Nobody would accuse me of being a hiker or camper or even someone particularly comfortable in nature, but the longer I, an avowed homebody, spent inside, the more I wanted to bring the outside in. And so I carefully measured essential oil blend formulas like aromatherapeutic subroutines: citruses, mints and woods to feel energized; lavender, chamomile and frankincense to wind down; any number of Indian floral-sandalwood blends for a swirly, sueded paisley kind of feeling. Sometimes I just mixed oils out of sheer boredom, as if to try to change the channel, and make the afternoon seem even slightly different.

Whenever I cleaned up around the apartment, I found myself craving an almost municipal sanitized smell that my too-natural products just didn’t provide. I sprayed and diffused variations of a blend known as Four Thieves, which confusingly contains at least five ingredients: clove; cinnamon; eucalyptus, or the more historically accurate camphor; lemon or orange; and rosemary. The name comes from its origin myth, which varies in different tellings, but most common seems to be: During the Black Death, four men were captured and charged for stealing from plague victims. Their crime warranted being burned alive, but a judge promised them clemency if they told him how they managed to keep from contracting the highly transmittable disease. The men explained that they were perfumers and spice traders, out of work because of the economic devastation of the plague, which included the closure of sea ports. Using their herbal knowhow, they concocted a blend which they applied to their face, mask, and hands to protect themselves. (It was no match for the carceral appetite, however: The judge ordered that they shouldn’t be burned, but hanged instead, or so the tale goes.)

The story, apocryphal as it might be, is rooted in truth.
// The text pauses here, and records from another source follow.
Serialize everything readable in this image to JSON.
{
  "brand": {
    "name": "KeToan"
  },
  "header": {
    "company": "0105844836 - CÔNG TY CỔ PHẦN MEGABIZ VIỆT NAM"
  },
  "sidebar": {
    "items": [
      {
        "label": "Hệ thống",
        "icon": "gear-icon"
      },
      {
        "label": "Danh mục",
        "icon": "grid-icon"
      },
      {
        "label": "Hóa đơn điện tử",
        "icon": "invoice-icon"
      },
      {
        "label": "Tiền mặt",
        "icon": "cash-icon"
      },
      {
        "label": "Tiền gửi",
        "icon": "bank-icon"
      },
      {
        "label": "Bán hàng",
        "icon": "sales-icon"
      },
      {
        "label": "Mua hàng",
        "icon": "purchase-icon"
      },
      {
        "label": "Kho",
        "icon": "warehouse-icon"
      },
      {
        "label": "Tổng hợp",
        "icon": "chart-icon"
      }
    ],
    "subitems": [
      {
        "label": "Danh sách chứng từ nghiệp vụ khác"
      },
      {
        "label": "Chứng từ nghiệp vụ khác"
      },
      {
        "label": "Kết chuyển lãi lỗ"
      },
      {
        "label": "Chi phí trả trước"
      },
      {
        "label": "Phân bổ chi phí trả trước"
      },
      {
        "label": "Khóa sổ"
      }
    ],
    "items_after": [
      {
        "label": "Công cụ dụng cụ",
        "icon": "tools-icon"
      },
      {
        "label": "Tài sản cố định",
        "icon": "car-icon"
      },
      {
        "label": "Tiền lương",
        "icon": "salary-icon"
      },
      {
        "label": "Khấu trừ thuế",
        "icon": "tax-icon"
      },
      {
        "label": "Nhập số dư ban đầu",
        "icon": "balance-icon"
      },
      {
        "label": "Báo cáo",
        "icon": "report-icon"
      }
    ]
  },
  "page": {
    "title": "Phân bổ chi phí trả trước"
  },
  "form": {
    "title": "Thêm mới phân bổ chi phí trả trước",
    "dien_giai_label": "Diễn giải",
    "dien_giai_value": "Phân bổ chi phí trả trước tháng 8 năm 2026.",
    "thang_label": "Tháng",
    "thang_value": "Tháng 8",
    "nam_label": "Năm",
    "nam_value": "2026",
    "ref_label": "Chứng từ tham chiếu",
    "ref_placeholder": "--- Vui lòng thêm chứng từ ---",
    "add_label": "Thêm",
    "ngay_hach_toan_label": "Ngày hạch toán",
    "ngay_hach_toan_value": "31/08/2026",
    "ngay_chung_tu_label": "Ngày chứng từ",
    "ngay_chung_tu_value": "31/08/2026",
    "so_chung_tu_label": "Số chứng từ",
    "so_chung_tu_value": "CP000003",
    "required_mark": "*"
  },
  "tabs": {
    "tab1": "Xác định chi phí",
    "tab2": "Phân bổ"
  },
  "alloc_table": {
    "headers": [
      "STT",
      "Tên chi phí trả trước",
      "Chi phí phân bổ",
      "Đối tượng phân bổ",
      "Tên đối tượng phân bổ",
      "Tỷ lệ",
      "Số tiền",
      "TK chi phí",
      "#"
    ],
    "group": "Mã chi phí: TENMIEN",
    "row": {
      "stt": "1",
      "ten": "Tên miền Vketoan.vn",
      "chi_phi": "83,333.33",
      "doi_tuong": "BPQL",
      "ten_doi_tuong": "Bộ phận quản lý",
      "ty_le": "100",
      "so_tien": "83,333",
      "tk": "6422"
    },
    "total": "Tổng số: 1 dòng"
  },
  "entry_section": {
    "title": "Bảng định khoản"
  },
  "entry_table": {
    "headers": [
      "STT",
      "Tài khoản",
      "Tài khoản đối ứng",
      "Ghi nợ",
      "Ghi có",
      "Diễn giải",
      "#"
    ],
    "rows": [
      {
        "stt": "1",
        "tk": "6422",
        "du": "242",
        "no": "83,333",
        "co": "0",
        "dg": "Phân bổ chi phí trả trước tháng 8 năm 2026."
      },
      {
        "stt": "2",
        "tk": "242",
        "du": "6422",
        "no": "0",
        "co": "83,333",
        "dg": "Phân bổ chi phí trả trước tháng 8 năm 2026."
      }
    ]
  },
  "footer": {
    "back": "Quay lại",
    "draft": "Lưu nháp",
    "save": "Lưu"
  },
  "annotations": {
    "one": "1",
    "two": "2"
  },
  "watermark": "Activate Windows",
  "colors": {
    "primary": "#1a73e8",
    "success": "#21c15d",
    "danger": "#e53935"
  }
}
The foul-smelling, bloody, pus-leaking swellings of afflicted victims and rotting corpses meant that medieval PPE required some equivalent of Febreze. During that era, physicians largely accepted the miasma theory of disease, which posited that illness was caused by noxious vapors — or mal air, from which the bloodborne malaria gets its name. As a result, plague physicans’ iconic beaked masks were stuffed with strong-smelling herbs like dried lavender and roses, mint, camphor and myrrh, powdered viper flesh and a vinegar sponge. The beak was around a foot long, which its designer, royal physician Charles de Lorme, believed gave the mixture enough time to infuse the air before being breathed in by its wearer — a herbal filter. It was the masks themselves that probably protected the wearers, rather than the fragrance, but I’m delighted to learn that these beaks are the reason why doctors are sometimes called “quacks.” Wrong as everyone was about miasma, those four perfumers were onto something, and today the combination remains popular for its anti-fungal, anti-microbial and anti-viral properties.

Of course, 2020 has taught us that few things are as effective against viruses as soap and water. Evidence of bathing stretches back approximately three millennia to ancient Indian Vedic civilizations who bathed thrice a day. Soap came soon after, with the earliest examples made by the Sumerians in around 2800 BC, although they were used primarily in textile making, with their hygienic applications limited to ritualistic purification for priests. In Europe, public bathhouses remained common after the decline of the Greek and Roman empires, up until the late Medieval Ages, when people began to suspect that hot water carried diseases like Syphilis. It probably didn’t help that bathhouses often functioned as brothels, and the Catholic Church forbade mixed bathing as a sinful act. Elizabethans famously doused themselves and their wigs in essential oils instead of bathing. They did this primarily to mask the stench — the Axe body spray of the 16th century.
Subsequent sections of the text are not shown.